I used the preferred way GLIBC_TUNABLES="glibc.mutex.spin_count=N" (which for the
current patch set version is the same).  I redid the number to check for some
mishandled from my part, but still the number are somewhat not ok to set as
default (even more that 1000 is the default value for spin_counts).

nr_threads	base		head(SPIN_COUNT=10)  head(SPIN_COUNT=1000)
1		27563021		28775107 (4.212273)		28775127 (4.212339)
2		8261443		9044577 (8.658603)		7792347 (-6.019958)
7		4697529		4623052 (-1.610992)		3241736 (-44.907821)
14		4951300		5348550 (7.427247)		2854946 (-73.428849)
28		4296920		4551240 (5.587928)		3231684 (-32.962257)
56		4182013		3420937 (-22.247589)		3769944 (-10.930375)


> 
> Analysis:
> let's assume the time for critical section is *c*, and the time for spinning the lock is *s*.
> Then s = k*c, *k* is factor.  
> 
> a) If *k* < 1, which means the spinning time is less than the time for the task to consume 
> in the critical section, it is easy to understand that the overhead for acquiring the lock 
> equals to spin+wait+wake because spin always fails due to time out (the case of large critical section). 
> 
> b) If *k* > 1 && threads number *n* >= *k* (small critical section case).
>    In our case, the threads do nothing but compete for the lock to enter critical section in a loop, so we
> can simply think that the arrival rate of critical section for each thread is 1. And, all the threads start
> at the same time, we can assume all the threads competes for the lock simultaneously at T(0) time frame
> 
>  T(0)   task(0) <-- task(1) <-- task(2)  ...   task(n)     // original status
>  |
>  T(1)   task(1) <-- task(2)    ...   task(n) <-- task(0)   // after time c, task 0 release the lock and compete to lock again
>  .
>  .
>  .
>  T(k)   task(k) <-- task(k+1)  ...   task(n) <-- task(0)  ...  task(k-1)  
> 
> after k*c time(Time T(k)), from task(k) would get the lock and task(k+1)...task(n) would call 
> futex_wait() to block due to timeout, and task(0) has been spinning for time (k-1)*c, task(1)
> for time (k-2)*c,... task(k-1) for time c.
> 
>  T(k+1)   task(k+1) <-- task(k+1)  ...   task(n) <-- task(0)  ...  task(k-1) 
>           sleep         sleep   
> 
>  task(k) would take some time to wakeup task(k+1) which takes c time in critical section, this would repeat again and again
> until threads exist.
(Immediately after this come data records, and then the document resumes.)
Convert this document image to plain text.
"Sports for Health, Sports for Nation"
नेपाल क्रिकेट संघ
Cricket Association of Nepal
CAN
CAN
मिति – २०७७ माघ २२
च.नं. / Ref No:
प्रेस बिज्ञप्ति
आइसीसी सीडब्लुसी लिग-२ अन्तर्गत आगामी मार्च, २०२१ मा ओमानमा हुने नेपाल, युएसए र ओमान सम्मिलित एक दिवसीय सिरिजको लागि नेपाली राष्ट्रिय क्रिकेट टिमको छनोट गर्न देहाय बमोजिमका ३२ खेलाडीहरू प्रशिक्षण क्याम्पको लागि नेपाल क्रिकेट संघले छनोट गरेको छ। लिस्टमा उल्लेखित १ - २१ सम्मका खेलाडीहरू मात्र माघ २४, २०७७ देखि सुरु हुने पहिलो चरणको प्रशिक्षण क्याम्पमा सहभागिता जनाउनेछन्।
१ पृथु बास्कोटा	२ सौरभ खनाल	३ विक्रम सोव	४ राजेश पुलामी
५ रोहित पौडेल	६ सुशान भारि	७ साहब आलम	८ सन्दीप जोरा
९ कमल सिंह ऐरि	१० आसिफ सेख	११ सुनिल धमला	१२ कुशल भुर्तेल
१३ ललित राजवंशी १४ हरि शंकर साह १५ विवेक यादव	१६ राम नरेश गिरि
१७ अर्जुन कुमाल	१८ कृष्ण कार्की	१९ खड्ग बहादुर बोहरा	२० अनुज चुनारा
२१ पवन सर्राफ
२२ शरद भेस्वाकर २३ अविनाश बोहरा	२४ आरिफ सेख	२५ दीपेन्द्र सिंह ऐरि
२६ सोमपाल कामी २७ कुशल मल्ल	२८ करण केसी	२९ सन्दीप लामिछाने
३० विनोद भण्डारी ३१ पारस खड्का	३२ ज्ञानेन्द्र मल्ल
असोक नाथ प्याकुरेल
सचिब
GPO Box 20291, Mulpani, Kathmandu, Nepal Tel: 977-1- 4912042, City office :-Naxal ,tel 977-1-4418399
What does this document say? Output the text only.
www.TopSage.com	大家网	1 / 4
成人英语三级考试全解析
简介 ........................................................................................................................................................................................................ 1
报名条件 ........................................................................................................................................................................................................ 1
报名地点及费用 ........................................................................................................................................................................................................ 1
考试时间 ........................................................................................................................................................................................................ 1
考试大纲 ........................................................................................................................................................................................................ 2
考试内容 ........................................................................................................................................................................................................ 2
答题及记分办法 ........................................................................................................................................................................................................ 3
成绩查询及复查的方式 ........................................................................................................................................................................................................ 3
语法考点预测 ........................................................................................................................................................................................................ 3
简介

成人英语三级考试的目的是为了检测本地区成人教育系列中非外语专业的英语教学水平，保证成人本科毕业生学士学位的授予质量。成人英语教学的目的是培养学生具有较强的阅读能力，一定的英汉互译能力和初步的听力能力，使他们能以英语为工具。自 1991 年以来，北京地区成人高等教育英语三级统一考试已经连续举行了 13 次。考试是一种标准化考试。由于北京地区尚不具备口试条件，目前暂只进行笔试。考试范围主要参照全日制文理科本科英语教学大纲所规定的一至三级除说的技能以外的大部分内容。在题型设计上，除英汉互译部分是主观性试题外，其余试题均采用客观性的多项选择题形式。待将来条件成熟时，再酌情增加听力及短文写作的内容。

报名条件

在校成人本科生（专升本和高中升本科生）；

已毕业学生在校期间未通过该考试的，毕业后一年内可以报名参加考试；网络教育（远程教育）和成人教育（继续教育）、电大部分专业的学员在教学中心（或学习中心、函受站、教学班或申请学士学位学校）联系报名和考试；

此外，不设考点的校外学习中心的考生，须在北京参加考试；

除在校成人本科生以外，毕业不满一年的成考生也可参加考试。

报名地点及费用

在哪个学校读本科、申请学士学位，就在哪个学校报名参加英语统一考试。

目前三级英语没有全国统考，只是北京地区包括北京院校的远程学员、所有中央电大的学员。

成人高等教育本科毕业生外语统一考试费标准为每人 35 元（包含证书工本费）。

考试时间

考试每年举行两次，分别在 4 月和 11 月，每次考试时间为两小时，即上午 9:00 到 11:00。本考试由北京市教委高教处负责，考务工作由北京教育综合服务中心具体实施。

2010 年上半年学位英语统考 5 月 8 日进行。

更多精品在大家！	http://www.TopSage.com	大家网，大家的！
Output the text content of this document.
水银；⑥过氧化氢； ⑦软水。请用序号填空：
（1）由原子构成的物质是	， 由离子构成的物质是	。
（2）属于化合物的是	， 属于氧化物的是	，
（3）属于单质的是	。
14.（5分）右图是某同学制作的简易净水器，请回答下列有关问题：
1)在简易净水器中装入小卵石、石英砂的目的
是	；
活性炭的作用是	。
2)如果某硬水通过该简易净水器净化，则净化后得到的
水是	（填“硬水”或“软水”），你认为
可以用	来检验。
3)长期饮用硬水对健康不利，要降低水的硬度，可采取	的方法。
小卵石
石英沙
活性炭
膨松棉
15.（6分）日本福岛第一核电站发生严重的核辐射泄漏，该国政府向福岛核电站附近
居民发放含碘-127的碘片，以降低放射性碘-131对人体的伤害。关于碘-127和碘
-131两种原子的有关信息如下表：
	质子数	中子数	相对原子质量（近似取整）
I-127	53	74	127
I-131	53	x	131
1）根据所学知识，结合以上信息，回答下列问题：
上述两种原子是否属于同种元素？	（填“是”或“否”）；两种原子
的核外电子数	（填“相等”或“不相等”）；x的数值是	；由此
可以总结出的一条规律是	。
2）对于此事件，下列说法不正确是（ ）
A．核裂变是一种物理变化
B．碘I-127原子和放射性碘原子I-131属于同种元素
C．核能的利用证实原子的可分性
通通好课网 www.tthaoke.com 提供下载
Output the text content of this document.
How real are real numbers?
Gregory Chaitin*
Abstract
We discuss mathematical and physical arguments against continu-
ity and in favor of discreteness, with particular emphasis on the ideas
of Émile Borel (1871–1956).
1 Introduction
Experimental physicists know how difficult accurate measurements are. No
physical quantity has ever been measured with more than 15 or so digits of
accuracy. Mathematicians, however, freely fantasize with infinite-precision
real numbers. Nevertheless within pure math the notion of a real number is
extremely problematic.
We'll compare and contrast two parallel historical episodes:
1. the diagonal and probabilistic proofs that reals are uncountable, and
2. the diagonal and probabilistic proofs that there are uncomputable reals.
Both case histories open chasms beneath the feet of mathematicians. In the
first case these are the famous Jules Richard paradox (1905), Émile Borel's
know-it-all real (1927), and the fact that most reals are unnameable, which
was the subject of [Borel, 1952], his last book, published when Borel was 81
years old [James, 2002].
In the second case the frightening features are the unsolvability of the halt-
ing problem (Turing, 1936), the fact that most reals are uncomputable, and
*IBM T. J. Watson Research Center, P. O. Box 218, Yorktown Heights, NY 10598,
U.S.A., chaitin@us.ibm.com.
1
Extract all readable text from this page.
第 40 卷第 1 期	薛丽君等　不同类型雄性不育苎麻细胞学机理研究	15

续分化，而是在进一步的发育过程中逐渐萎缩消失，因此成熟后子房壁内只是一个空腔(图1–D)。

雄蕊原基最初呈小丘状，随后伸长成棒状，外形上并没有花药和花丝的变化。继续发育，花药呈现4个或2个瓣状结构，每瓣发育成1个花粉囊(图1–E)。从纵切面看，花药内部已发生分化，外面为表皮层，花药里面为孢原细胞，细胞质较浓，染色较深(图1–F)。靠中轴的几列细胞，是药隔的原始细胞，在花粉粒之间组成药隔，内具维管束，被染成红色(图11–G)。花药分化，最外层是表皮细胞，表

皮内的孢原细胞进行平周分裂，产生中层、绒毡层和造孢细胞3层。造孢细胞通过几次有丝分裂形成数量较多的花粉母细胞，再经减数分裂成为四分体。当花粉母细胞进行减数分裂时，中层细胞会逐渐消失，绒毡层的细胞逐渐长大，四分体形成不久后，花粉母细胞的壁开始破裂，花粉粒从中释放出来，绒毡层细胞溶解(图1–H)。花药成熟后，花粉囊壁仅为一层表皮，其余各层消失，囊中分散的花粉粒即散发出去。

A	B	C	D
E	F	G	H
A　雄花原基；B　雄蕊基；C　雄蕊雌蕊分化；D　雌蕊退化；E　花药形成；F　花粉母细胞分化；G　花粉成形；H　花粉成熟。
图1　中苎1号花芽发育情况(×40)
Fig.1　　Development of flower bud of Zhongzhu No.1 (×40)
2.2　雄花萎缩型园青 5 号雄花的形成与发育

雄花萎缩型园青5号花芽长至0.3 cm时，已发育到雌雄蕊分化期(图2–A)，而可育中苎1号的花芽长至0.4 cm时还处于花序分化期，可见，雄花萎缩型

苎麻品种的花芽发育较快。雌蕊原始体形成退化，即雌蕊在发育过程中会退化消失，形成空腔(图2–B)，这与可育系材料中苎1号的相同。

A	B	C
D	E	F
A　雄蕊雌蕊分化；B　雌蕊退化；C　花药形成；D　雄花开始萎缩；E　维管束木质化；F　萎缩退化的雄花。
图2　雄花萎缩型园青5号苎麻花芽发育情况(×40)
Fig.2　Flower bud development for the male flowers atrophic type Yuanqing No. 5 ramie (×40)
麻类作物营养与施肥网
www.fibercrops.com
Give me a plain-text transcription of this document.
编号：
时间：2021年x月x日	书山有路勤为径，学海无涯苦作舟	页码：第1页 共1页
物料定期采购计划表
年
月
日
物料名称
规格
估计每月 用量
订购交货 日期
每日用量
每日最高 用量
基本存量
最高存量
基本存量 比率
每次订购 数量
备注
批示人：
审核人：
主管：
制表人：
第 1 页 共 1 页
Therefore, the spin count effects the system performance largely!
> 
> c) If *k* > 1 && threads number *n* < *k* (small critical section case)
>   Theoretically, each thread can get the lock without going to block via spinning. No need wait/wake, so we can
> only consider spin overhead.

I do agree that the sping count does play a role here, but for the machine
I am testing I think what is actually happening is this patch is adding more
branch on critical loop section, and does hurt performance:

Current spin loop version:
---
  do
    { 
      if (cnt++ >= max_cnt)
        { 
          LLL_MUTEX_LOCK (mutex);
          break;
        }
      atomic_spin_nop ();
    }
  while (LLL_MUTEX_TRYLOCK (mutex) != 0);
---

This patch changes to:
---
  do
    {   
      if (cnt >= max_cnt)
        {
          LLL_MUTEX_LOCK (mutex);
          break;
        }
      do { 
        atomic_spin_nop ();
      }
      while (atomic_load_relaxed (&mutex->__data.__lock) != 0
             && ++cnt < max_cnt);
    }
  while (LLL_MUTEX_TRYLOCK (mutex) != 0);
---

While 3 patch in set changes to:
---
  do
    {
      atomic_spin_nop ();
     }
  while (atomic_load_relaxed (&mutex->__data.__lock) != 0 &&
         ++cnt < max_cnt);

  if (LLL_MUTEX_TRYLOCK (mutex) != 0)
    LLL_MUTEX_LOCK (mutex);
---

That's why I suggested for next version to squash second and third patch on only
one aimed to optimize the adapting spinning algorithm. 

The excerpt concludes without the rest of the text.